Bisbing_ESA2014Landscape Genetics: The distribution and geographical arrangement of species has long fascinated ecologists. Widespread, morphologically-variable species are of particular interest, as they lend themselves to the pursuit of integrated research that addresses the biology, ecology, evolutionary history, and historical migration patterns of species. Many forest tree species have extensive ranges that occur over a breadth of environments, with these species documented to effectively disperse and remain connected through gene flow across disconnected, distant, and heterogeneous landscapes. These widely-dispersed, wind pollinated species appear to overcome the substantial landscape barriers known to limit gene flow among other plant populations, but the effect of the landscape on dispersal and connectivity has rarely been tested in forest tree species.

Pinus contorta (Douglas Ex. Louden) is one of the most widely distributed trees in North America, playing an ecologically, economically, and historically important role in western forests from Baja California to the Yukon Territory.
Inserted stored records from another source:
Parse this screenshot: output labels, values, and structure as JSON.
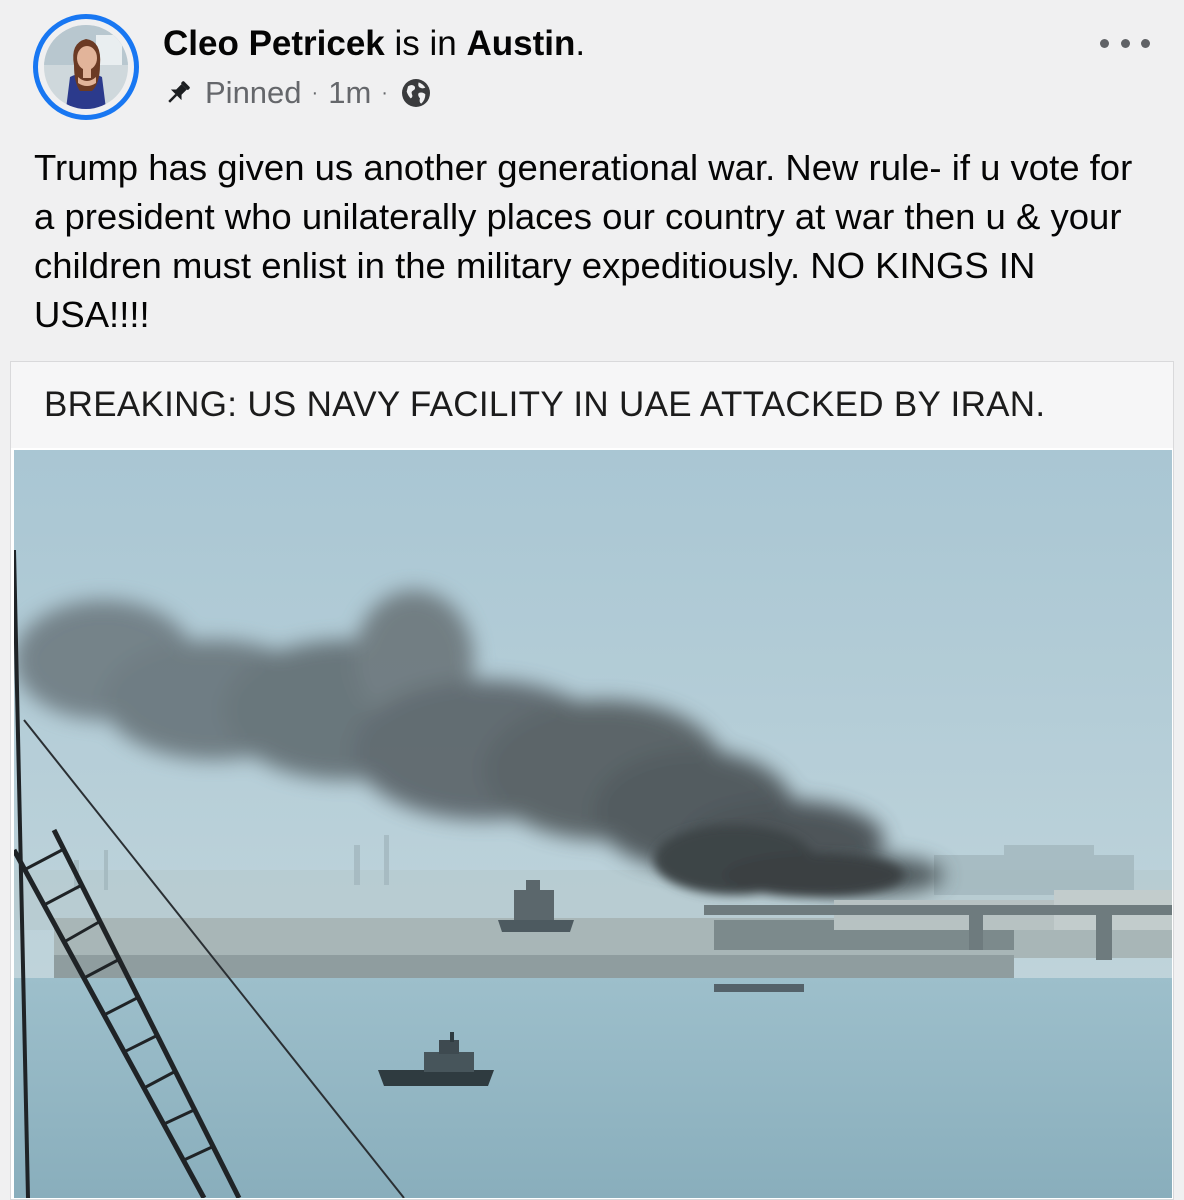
{
  "post": {
    "author": "Cleo Petricek",
    "location_prefix": "is in",
    "location": "Austin",
    "location_suffix": ".",
    "pinned_label": "Pinned",
    "time": "1m",
    "separator": "·",
    "text": "Trump has given us another generational war. New rule- if u vote for a president who unilaterally places our country at war then u & your children must enlist in the military expeditiously. NO KINGS IN USA!!!!"
  },
  "card": {
    "headline": "BREAKING: US NAVY FACILITY IN UAE ATTACKED BY IRAN."
  },
  "icons": {
    "pin": "pin-icon",
    "privacy": "globe-icon",
    "more": "more-options-icon"
  },
  "colors": {
    "background": "#f0f0f1",
    "avatar_ring": "#1877f2",
    "meta_text": "#65676b",
    "body_text": "#050505"
  }
}
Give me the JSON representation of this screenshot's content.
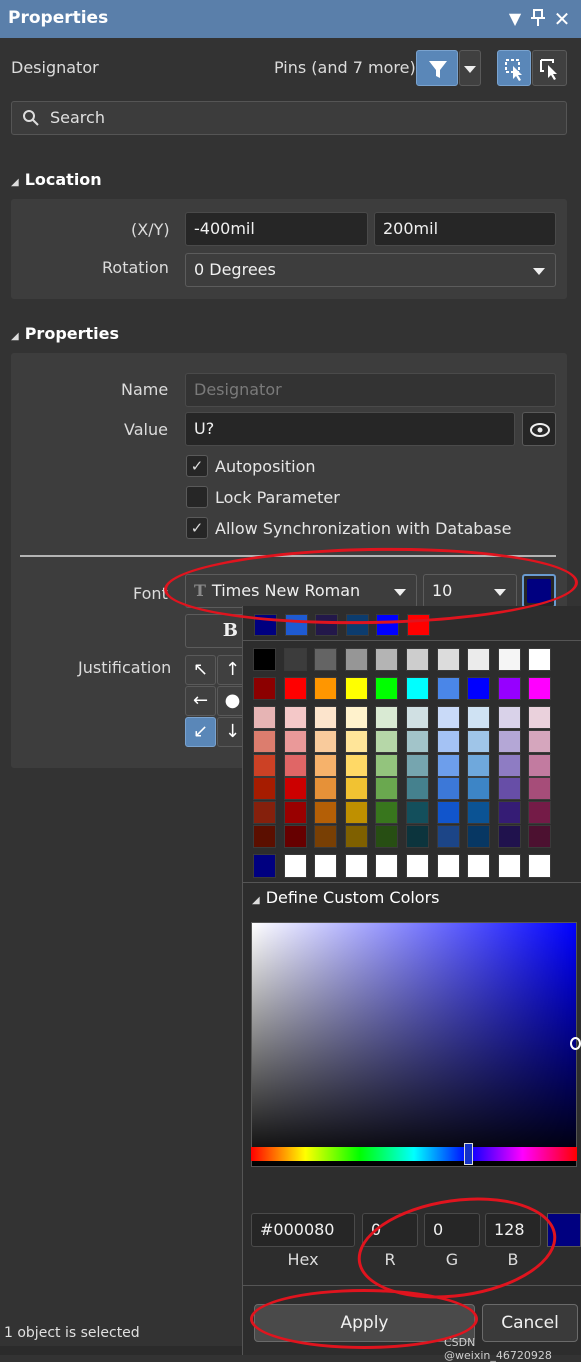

This species’ broad distribution is divided into four geographically and morphologically distinct subspecies (ssp. latifolia, contorta, murrayana, and bolanderi). Each subspecies inhabits a discrete portion of the species’ range, growing under and hypothesized to be locally adapted to a unique set of environmental and climatic conditions.

We used landscape genetics to explore the influence of spatial patterns and landscape characteristics on population structuring across the four subspecies of Pinus contorta. This analysis of gene flow across the range of Pinus contorta indicated only moderate population differentiation at the continental scale. The three genetic clusters identified in this analysis correspond with North American physiographic regions that are separated by conspicuous geographic barriers and characterized by distinct environmental conditions. The genetic clusters identified here coincide with three of the four subspecies (contorta, latifolia, and murrayana), and the geographic distribution of genetic clustering supports the taxonomic treatment of these three subspecies.

Collaborators: Dr. Amy Angert (University of British Columbia) and Dr. David Cooper (Colorado State University)

Landscape Genomics: We are collaborating with Dr. Thomas Parchman on genomic sequencing of the samples from our landscape genetics study. The goal of this work is to obtain better resolution of genetic differentiation across this widespread species. Current work involves the use of next-generation sequencing technologies for studies of geographic and adaptive variation across the four subspecies.